Ordinary citizens, when they really, really want something from the government, might picket or protest. But PriestmanGoode are designers—and in fact, some of the best at creating hard-core stuff such as flagship interiors for Swiss and Lufthansa. So to nudge the British government to invest in high-speed rail, they went ahead and designed a full-blown bullet-train concept.
The Mercury Train takes its visual cues from the iconic British Mallard train—perhaps one of the funkiest trains ever made. But here, the lines have been stretched and the nose cone has been elongated, which is a must for any high-speed train that purports to travel at 250 mph. "We've tried to create a new British design icon, like Concorde, the Spitfire or the Routemaster bus," said Paul Priestman, one of the founders of PreistmanGoode.
Meanwhile, the interior of the design is meant to be akin to an open-plan interior, like you'd find in a cutting-edge office.

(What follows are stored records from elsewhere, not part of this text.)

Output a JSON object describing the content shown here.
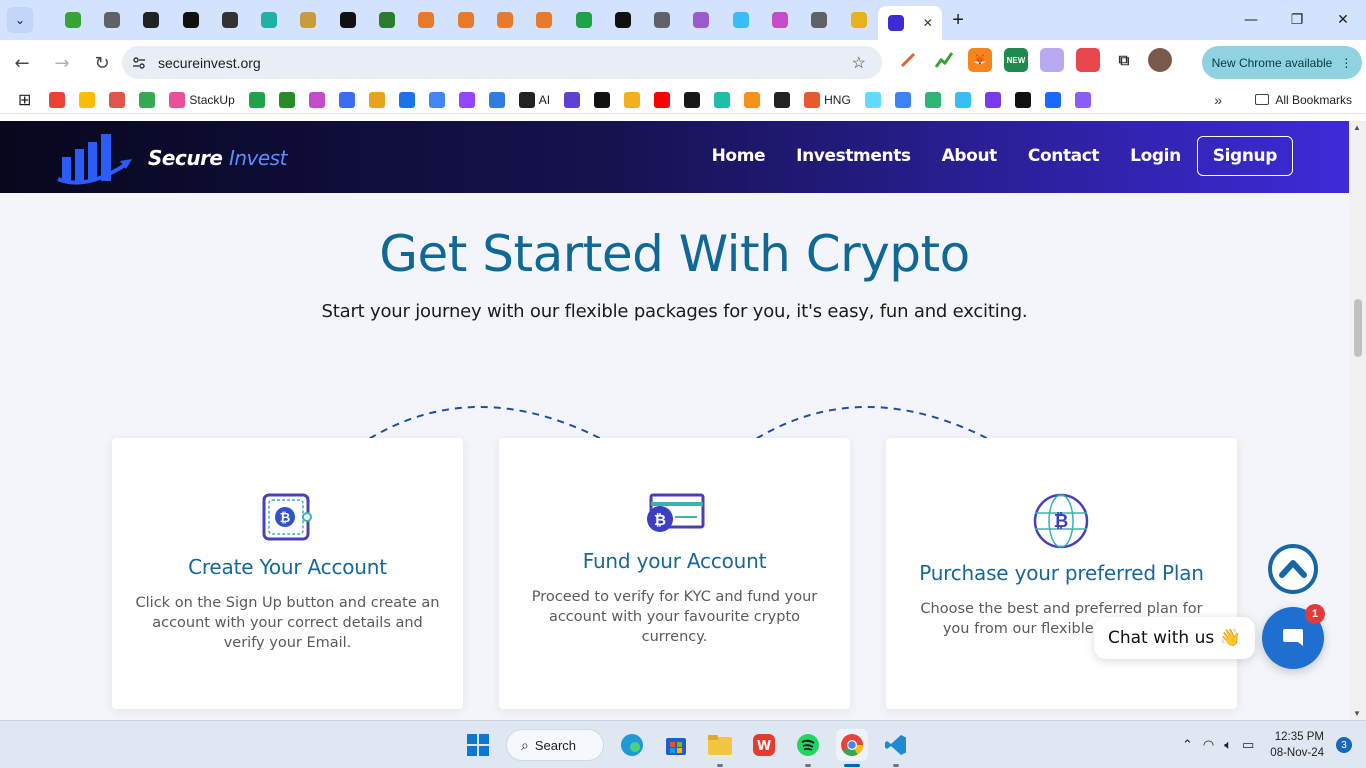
{
  "browser": {
    "tab_count_icons": [
      "chart-icon",
      "globe-icon",
      "tradingview-icon",
      "notion-icon",
      "openai-icon",
      "app-icon",
      "pinata-icon",
      "x-icon",
      "leaf-icon",
      "link-icon",
      "link-icon",
      "link-icon",
      "link-icon",
      "badge-85-icon",
      "block-icon",
      "globe-icon",
      "pin-icon",
      "wave-icon",
      "react-icon",
      "globe-icon",
      "bot-icon",
      "secureinvest-icon"
    ],
    "active_tab_close": "✕",
    "new_tab": "+",
    "url": "secureinvest.org",
    "update_button": "New Chrome available",
    "update_more": "⋮",
    "bookmarks": [
      {
        "label": "",
        "color": "#ea4335"
      },
      {
        "label": "",
        "color": "#fbbc04"
      },
      {
        "label": "",
        "color": "#e0564b"
      },
      {
        "label": "",
        "color": "#34a853"
      },
      {
        "label": "StackUp",
        "color": "#e94f9b"
      },
      {
        "label": "",
        "color": "#1fa34a"
      },
      {
        "label": "",
        "color": "#2a8a2a"
      },
      {
        "label": "",
        "color": "#c44bc9"
      },
      {
        "label": "",
        "color": "#3a6df0"
      },
      {
        "label": "",
        "color": "#e8a31c"
      },
      {
        "label": "",
        "color": "#1a73e8"
      },
      {
        "label": "",
        "color": "#4285f4"
      },
      {
        "label": "",
        "color": "#9146ff"
      },
      {
        "label": "",
        "color": "#2f7de1"
      },
      {
        "label": "AI",
        "color": "#222222"
      },
      {
        "label": "",
        "color": "#5d3fd3"
      },
      {
        "label": "",
        "color": "#111111"
      },
      {
        "label": "",
        "color": "#f2b01e"
      },
      {
        "label": "",
        "color": "#ff0000"
      },
      {
        "label": "",
        "color": "#181717"
      },
      {
        "label": "",
        "color": "#1dbfa7"
      },
      {
        "label": "",
        "color": "#f7931a"
      },
      {
        "label": "",
        "color": "#222222"
      },
      {
        "label": "HNG",
        "color": "#e55b2d"
      },
      {
        "label": "",
        "color": "#61dafb"
      },
      {
        "label": "",
        "color": "#3b82f6"
      },
      {
        "label": "",
        "color": "#2bb673"
      },
      {
        "label": "",
        "color": "#38bdf8"
      },
      {
        "label": "",
        "color": "#7c3aed"
      },
      {
        "label": "",
        "color": "#111111"
      },
      {
        "label": "",
        "color": "#1769ff"
      },
      {
        "label": "",
        "color": "#8b5cf6"
      }
    ],
    "bookmarks_more": "»",
    "all_bookmarks": "All Bookmarks"
  },
  "site": {
    "brand_primary": "Secure",
    "brand_accent": "Invest",
    "nav": [
      "Home",
      "Investments",
      "About",
      "Contact",
      "Login",
      "Signup"
    ],
    "hero_title": "Get Started With Crypto",
    "hero_subtitle": "Start your journey with our flexible packages for you, it's easy, fun and exciting.",
    "cards": [
      {
        "icon": "bitcoin-wallet-icon",
        "title": "Create Your Account",
        "body": "Click on the Sign Up button and create an account with your correct details and verify your Email."
      },
      {
        "icon": "bitcoin-card-icon",
        "title": "Fund your Account",
        "body": "Proceed to verify for KYC and fund your account with your favourite crypto currency."
      },
      {
        "icon": "bitcoin-globe-icon",
        "title": "Purchase your preferred Plan",
        "body": "Choose the best and preferred plan for you from our flexible investment"
      }
    ],
    "chat_label": "Chat with us 👋",
    "chat_badge": "1"
  },
  "taskbar": {
    "search_label": "Search",
    "time": "12:35 PM",
    "date": "08-Nov-24",
    "notifications": "3"
  },
  "colors": {
    "accent_blue": "#106897",
    "nav_gradient_end": "#3d2bd8",
    "chrome_blue": "#d3e3fd"
  }
}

As Priestman says, "It's not about being shoe-horned into a hot and sweaty commuter train." The first-class cabins will feature a bar:
And the train will also have cabins suited to business meetings or family trips, echoing the compartment trains that have all but disappeared from the rails. (The train would even have a children's play area):
For Priestman, the design is actually a functional and ecological benefit: "An iconic train design will be one of the most successful weapons in the battle to persuade people to leave their cars at home," he said. "Train travel needs to be as exciting as flying and as sexy as the latest car."